Está a referir-se exactamente a quê?

Há quem veja na lusofonia uma maneira de perpetuar a nostalgia do império. Como quem diz que se não se insistir na lusofonia perde-se a influência toda… tudo isso deve ser posto no passado, porque agora perseguimos um objectivo comum, que é o bem-estar dos nossos povos e o que poderemos fazer em conjunto para nos apoiarmos uns aos outros.

Como avalia a saúde da democracia em Moçambique?

A democracia está a desenvolver-se. Faço questão de dizer que em Moçambique a democracia não começou só quando instituímos o multipartidarismo. Já tínhamos uma democracia participativa muito ampla, com uma grande colaboração da população na gestão da coisa pública. Agora estão a combinar-se as duas formas, a representativa e a participativa. No meu tempo era prática fazer presidências abertas em Moçambique, importei o nome de Portugal. Um presidente não só visita as regiões como discute directamente com as instituições de base e com a população. O Presidente apercebe-se de qual é o pulsar e, além disso, anota os anseios da população para os incluir na elaboração da política do Estado. A democracia multipartidária veio trazer a representação de várias forças políticas, mas a maior força política que está no Governo, a Frelimo, continua a fazer tudo para que a população participe directamente na coisa pública.
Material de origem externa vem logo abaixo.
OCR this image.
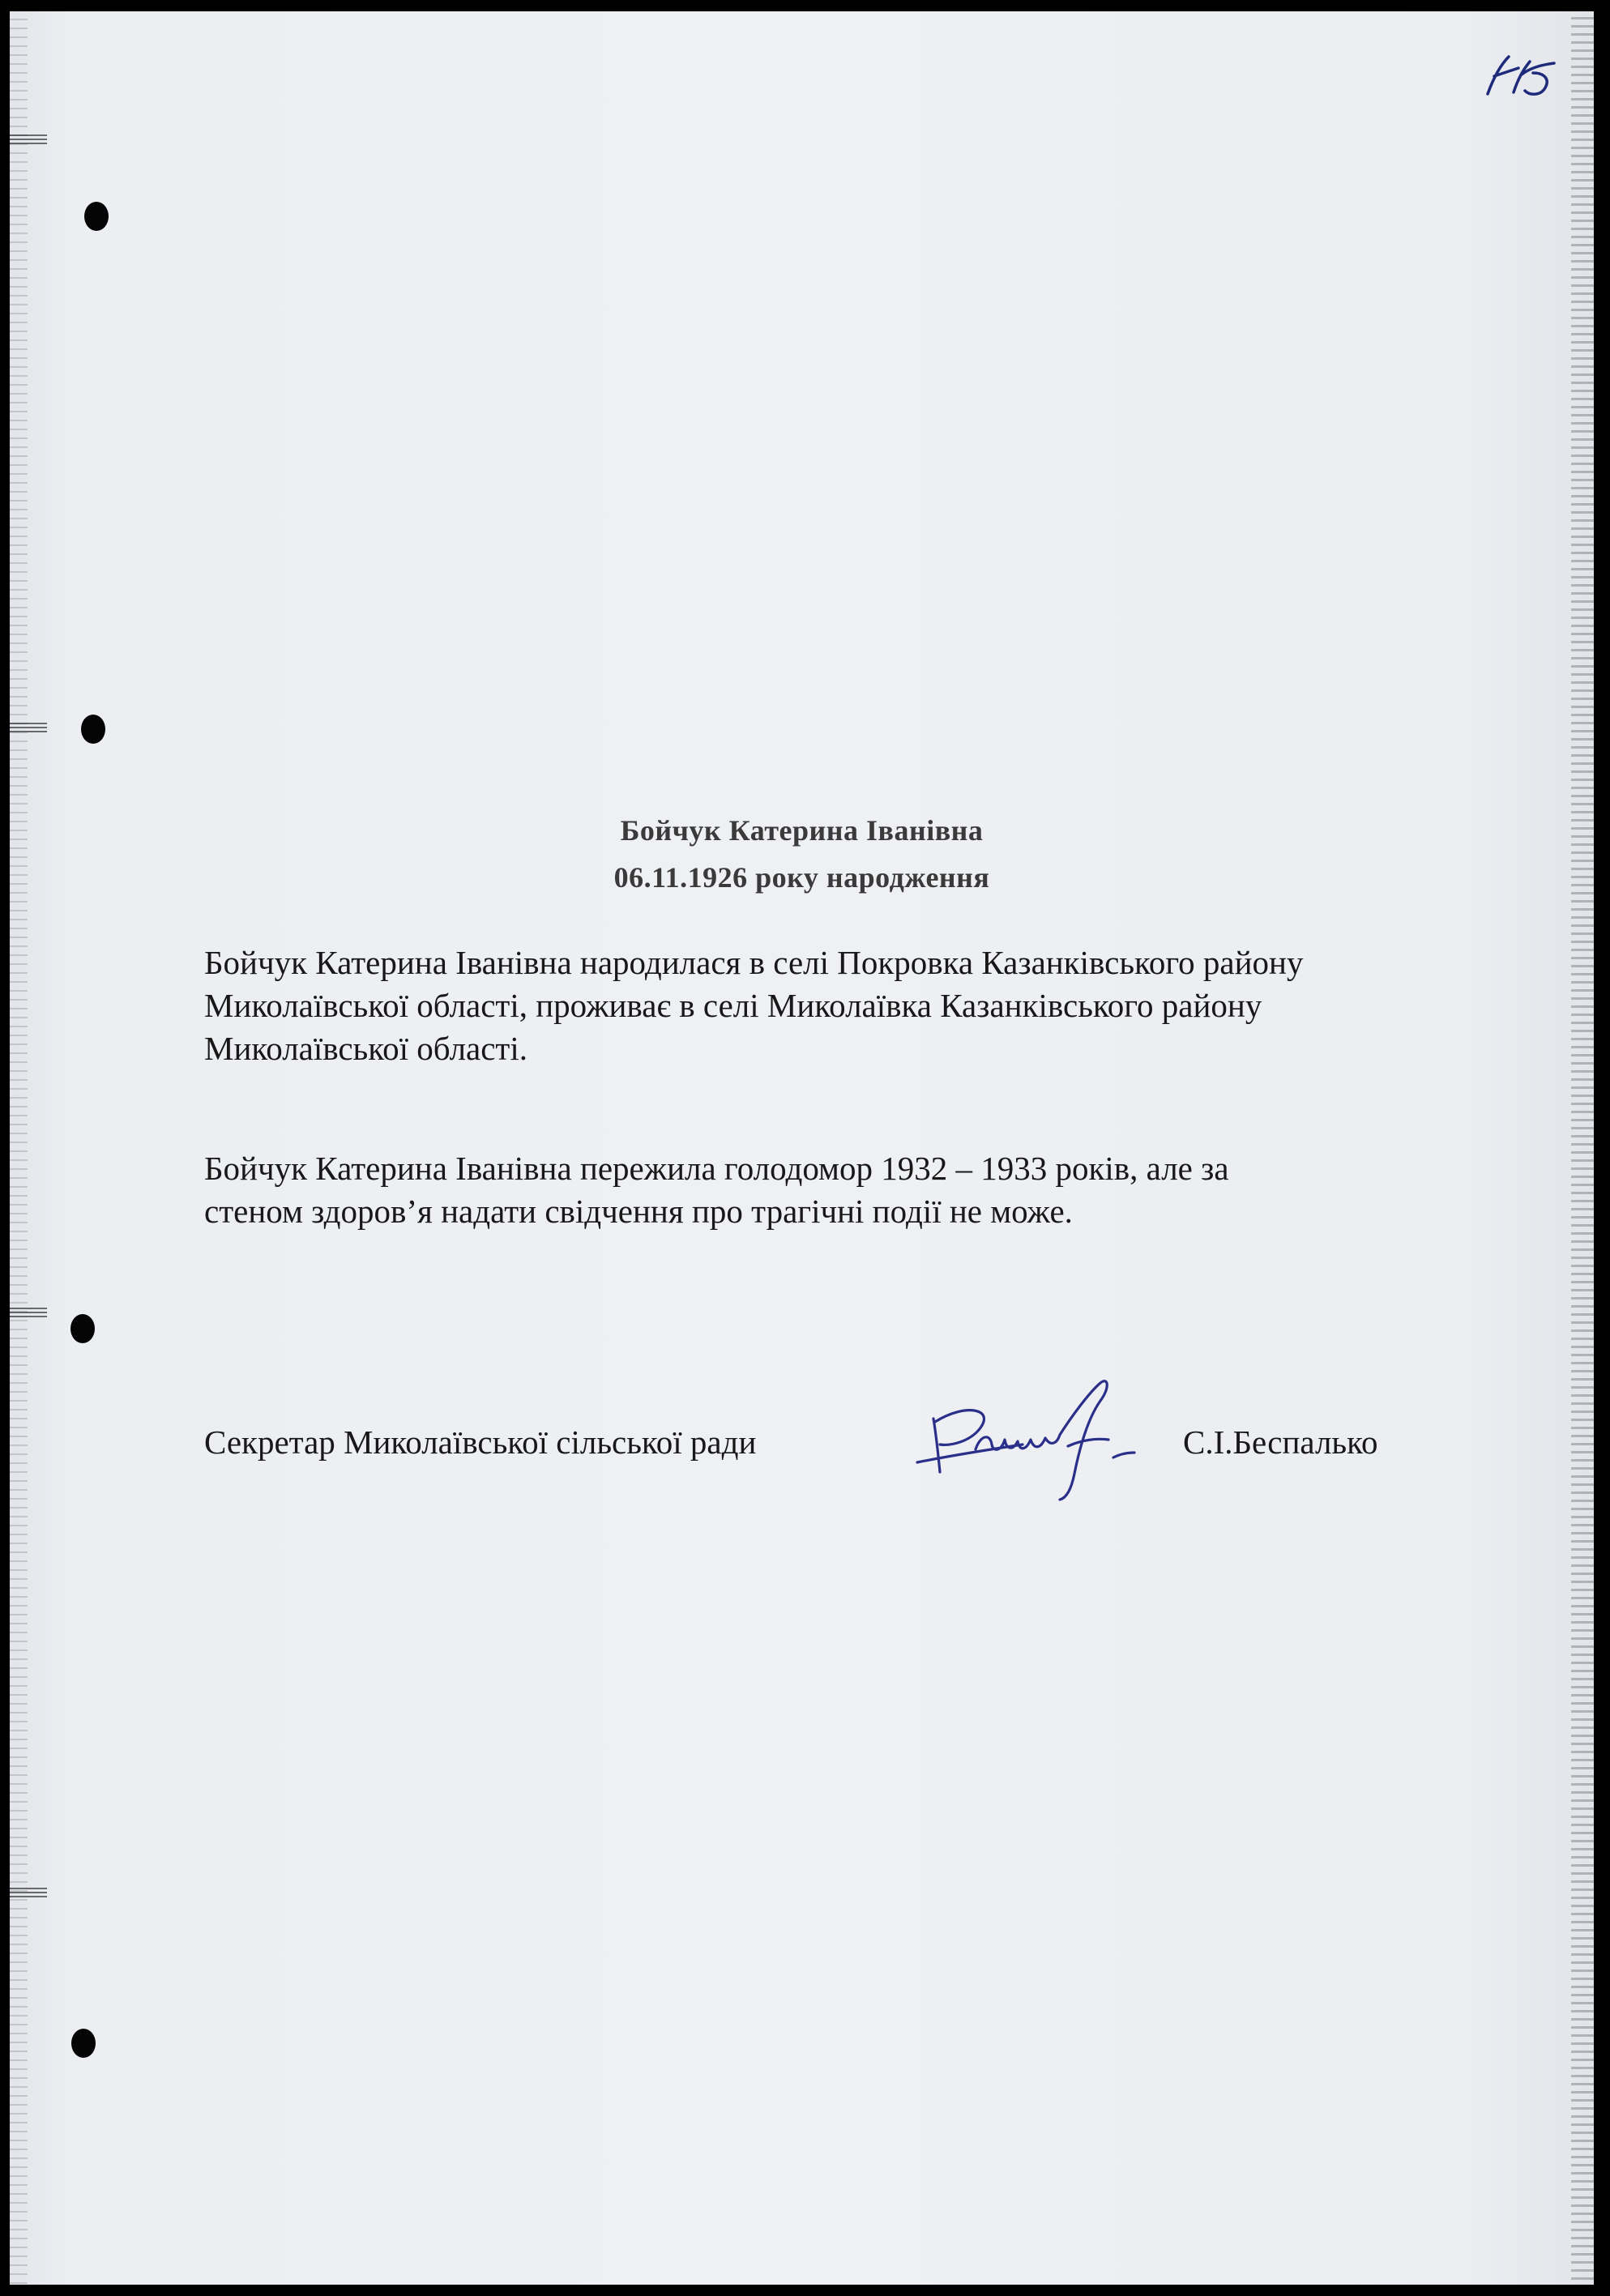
Бойчук Катерина Іванівна
06.11.1926 року народження
Бойчук Катерина Іванівна народилася в селі Покровка Казанківського району
Миколаївської області, проживає в селі Миколаївка Казанківського району
Миколаївської області.
Бойчук Катерина Іванівна пережила голодомор 1932 – 1933 років, але за
стеном здоров’я надати свідчення про трагічні події не може.
Секретар Миколаївської сільської ради	С.І.Беспалько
Refere-se aos representantes da sociedade civil?

Refiro-me à população. Depois há as organizações da sociedade civil, que também são muito activas em Moçambique. E refiro-me à própria comunicação social, que tem muita liberdade e participa. Há quem se contente em dar a informação e quem se contente em criticar as autoridades. Mas há quem ajude na construção do país e na elaboração de pensamentos comuns. Posso dizer que a nossa democracia se enriquece com essas coisas todas.

Afirmou que podemos aprender com os outros e concorda que Cabo Verde é uma lição de estruturação de Estado. O índice de 2012 da Transparência Internacional estabelece uma diferença fundamental entre Moçambique e Cabo Verde no que se refere à percepção da corrupção. Em 173 países estudados, Cabo Verde está em 39.º e Moçambique em 123.º lugar. Quer comentar?
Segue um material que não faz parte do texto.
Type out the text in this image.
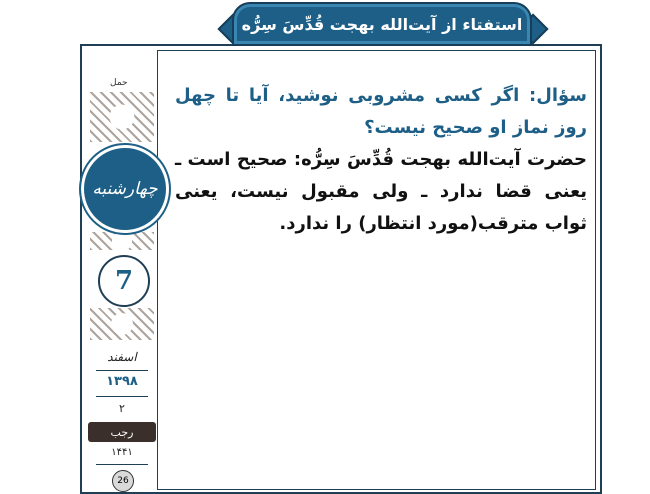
استفتاء از آیت‌الله بهجت قُدِّسَ سِرُّه
حمل
چهارشنبه
7
اسفند
۱۳۹۸
۲
رجب
۱۴۴۱
26

سؤال: اگر کسی مشروبی نوشید، آیا تا چهل روز نماز او صحیح نیست؟

حضرت آیت‌الله بهجت قُدِّسَ سِرُّه: صحیح است ـ یعنی قضا ندارد ـ ولی مقبول نیست، یعنی ثواب مترقب(مورد انتظار) را ندارد.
No princípio, nós tivemos de fazer muito trabalho para adoptarmos as condutas necessárias e educar as pessoas sobre o que é a corrupção. A própria noção de corrupção leva o seu tempo a integrar e Moçambique é um país vasto, precisamos de anos para fazer o que outros fazem em semanas. Temos de ter uma comunicação directa. A corrupção não depende só de quem está no poder, mas também de todos os que actuam com o poder. Depois existem as instituições. Nós nem sequer as tínhamos e não se pode combater a corrupção sem boas instituições judiciais. Há que ter também uma boa instituição policial que não seja ela própria corrupta. O funcionalismo público também foi alvo de uma reforma, mas é preciso tempo para que tudo isso dê frutos. Houve uma altura em que as medidas coercivas não se podiam sequer aplicar porque as instituições não estavam preparadas para isso.

Essas instituições não foram já criadas em Moçambique?

Sim, agora já criámos. Temos uma unidade para combater a corrupção que tem de ter pessoal incorruptível. Nós nem tínhamos Procuradoria-Geral da República e tivemos de abrir uma escola para juízes. Conheci muitos profissionais que não queriam ir para a jurisprudência porque preferiam abrir escritórios de advocacia. É uma questão de processo. Cabo Verde tem uma intelectualidade maior relativamente à população e eles conseguiram criar instituições fortes, que já podem servir de referência.

Novos parceiros, novas oportunidades, novos desafios. Moçambique está a começar a exploração de gás e tem dois milhões de hectares de terra alugada para investimentos. Transformar isso numa oportunidade de desenvolvimento exige instituições capazes de controlar os processos. Elas existem?

Não há oficialmente venda de terras em Moçambique. Fazemos uma espécie de leasing, um direito do uso da terra durante um período com pagamento de taxas em conformidade com o que se faz na terra. E tentamos proteger a população que tem direito a utilizar a terra. Quando a terra está para ser cedida a um empresário, mesmo que seja nacional, há sempre uma concertação com as populações que vivem na região. Geralmente, elas exigem apoio ao desenvolvimento das suas actividades em troca, seja ele social, técnico ou material. Há casos em que os chefes tradicionais fazem contratos com os investidores estrangeiros que acabam burlados. Porque se o Governo quiser reclamar as terras, eles perdem-nas e nem sequer as infra-estruturas que tenham sido construídas serão compensadas. Nós não temos um problema de landgrabbing, o Estado não permite isso.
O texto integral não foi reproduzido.